31 Mart 2012 Cumartesi

kıyıya bağlı bir geminin alabora olması...
haber değeri taşımadığını kim iddia edebililir?

Mektup

buralara şehir geç yağar, nasıl olur deme, buralara bazen intihar etmeyen çocukların da yolu düşer... hepsi ufak bir yanlışlığa emsal, o ayrı...

mucizelerimizi sorgulama.

sabaha karşılarımız hep soğuk bir maviye yakınsar, akşamlarımız ayaz, evlerimizin tavanları hep yüksek, duvarlarımız cinayetlerimize tanık...

bizleri en çok orospular tanır çünkü, ata sporumuz olarak ayak izlerimizin matemini onlara emanet ederiz.
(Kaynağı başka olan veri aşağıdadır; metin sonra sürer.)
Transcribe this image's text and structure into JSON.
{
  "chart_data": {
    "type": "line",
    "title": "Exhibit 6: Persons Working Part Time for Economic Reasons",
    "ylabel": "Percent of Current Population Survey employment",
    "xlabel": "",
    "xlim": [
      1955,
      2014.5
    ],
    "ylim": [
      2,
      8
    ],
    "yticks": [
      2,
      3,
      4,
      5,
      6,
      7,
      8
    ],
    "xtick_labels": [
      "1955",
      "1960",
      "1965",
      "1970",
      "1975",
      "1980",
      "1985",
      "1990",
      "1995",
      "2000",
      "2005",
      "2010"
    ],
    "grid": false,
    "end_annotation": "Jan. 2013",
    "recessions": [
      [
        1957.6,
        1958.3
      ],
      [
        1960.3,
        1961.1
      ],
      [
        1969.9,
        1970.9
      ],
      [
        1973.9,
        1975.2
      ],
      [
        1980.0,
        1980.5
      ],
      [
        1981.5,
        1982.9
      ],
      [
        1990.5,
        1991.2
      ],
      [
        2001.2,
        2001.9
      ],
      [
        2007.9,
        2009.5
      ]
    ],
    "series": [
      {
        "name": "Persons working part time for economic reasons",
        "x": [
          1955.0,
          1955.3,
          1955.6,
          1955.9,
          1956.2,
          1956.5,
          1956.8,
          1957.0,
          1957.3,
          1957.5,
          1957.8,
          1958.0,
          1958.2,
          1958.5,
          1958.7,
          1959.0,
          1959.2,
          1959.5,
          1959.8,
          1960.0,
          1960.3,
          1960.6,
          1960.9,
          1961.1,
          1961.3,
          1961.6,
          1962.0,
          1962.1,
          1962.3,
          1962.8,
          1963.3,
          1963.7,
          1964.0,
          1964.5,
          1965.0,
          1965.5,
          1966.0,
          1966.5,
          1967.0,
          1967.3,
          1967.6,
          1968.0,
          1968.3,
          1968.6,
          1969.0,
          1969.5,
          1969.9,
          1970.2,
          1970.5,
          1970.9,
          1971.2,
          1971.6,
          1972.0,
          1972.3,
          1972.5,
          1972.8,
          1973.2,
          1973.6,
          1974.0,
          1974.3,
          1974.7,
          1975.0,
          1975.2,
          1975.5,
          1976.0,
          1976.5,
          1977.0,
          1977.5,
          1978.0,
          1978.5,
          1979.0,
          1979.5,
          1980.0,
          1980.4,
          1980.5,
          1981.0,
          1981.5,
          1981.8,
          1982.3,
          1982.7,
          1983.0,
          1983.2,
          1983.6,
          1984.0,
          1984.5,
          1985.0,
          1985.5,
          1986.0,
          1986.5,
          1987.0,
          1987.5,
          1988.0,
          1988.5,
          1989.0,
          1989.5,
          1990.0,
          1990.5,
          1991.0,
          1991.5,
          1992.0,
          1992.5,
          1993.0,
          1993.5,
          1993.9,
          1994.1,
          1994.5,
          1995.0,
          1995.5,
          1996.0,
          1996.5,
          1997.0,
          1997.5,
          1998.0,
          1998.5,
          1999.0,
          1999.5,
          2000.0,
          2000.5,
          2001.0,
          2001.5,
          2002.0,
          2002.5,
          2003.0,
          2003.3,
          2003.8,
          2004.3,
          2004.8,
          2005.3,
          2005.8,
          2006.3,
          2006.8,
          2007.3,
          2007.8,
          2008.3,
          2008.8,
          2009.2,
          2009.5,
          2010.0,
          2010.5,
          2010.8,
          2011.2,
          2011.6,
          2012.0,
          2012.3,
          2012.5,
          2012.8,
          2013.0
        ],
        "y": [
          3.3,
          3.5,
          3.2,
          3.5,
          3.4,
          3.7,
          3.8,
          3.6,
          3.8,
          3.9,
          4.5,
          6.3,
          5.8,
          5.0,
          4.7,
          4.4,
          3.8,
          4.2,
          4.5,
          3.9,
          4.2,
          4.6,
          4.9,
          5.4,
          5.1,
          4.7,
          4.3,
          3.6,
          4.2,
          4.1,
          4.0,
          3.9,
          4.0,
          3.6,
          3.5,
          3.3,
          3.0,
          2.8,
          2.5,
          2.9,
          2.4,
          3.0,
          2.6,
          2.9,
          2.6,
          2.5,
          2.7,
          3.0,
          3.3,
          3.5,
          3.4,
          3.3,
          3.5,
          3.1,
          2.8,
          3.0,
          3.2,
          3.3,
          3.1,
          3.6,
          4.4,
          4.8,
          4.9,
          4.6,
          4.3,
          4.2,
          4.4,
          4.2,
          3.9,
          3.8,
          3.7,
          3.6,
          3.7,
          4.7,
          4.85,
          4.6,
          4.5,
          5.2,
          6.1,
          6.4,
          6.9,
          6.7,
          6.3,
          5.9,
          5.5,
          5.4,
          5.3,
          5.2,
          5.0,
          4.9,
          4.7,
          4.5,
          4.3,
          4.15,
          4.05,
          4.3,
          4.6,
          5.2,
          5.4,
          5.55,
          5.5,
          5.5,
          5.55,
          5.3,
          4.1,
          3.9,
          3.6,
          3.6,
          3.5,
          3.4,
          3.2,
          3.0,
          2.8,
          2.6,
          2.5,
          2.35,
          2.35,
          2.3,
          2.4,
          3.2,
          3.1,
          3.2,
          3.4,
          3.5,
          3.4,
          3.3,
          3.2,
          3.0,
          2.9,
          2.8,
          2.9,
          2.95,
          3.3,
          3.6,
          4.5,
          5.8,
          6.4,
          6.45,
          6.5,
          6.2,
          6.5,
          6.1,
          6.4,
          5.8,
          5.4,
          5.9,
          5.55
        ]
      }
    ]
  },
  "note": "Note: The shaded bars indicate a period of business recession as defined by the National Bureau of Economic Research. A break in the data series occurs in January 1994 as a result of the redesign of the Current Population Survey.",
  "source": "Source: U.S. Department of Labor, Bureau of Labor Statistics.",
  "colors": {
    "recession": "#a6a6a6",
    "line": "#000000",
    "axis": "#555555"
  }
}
yazdğımız zamanlar da uzak gezegenlerden görülmüştür elbet. giremediğimiz sokakları, görüpte yolumuzu değiştirdiğimiz parkları ama en çok başlayamadan unuttuklarımızı kanımızla yazarız, sırf ölünce yalnız kalmayalım diye...

vazgeçtiğimizi düşünmeni istemem, bu şehirde bilinmez bir akşam vakti ne kadar çok peron kundaklandı sırf varlığımızı kanıtlayabilelim diye, şimdi ellerini tutup anlatsam, inanmazsın...

misal, daha dün Deli Gülsüm'ün bebeği oldu, buruşuk, mavi-mor arası, yapış yapış bi'şey, görsen korkarsın... muhtar - nasıl seçildiğini bir başka mektubun konusu- biriktirdği hayal kırıklıklarını hediye olarak verdi, savaşta bir bacağını kendi elleriyle gömen Osman beyaz saksıda daha yeni yeşermeye başlayan bir tutam ihanet, üst komşum fingirdek Nebahat de yaldızları dökülmüş yamuk yumuk bir pakette bir avuç trajedi...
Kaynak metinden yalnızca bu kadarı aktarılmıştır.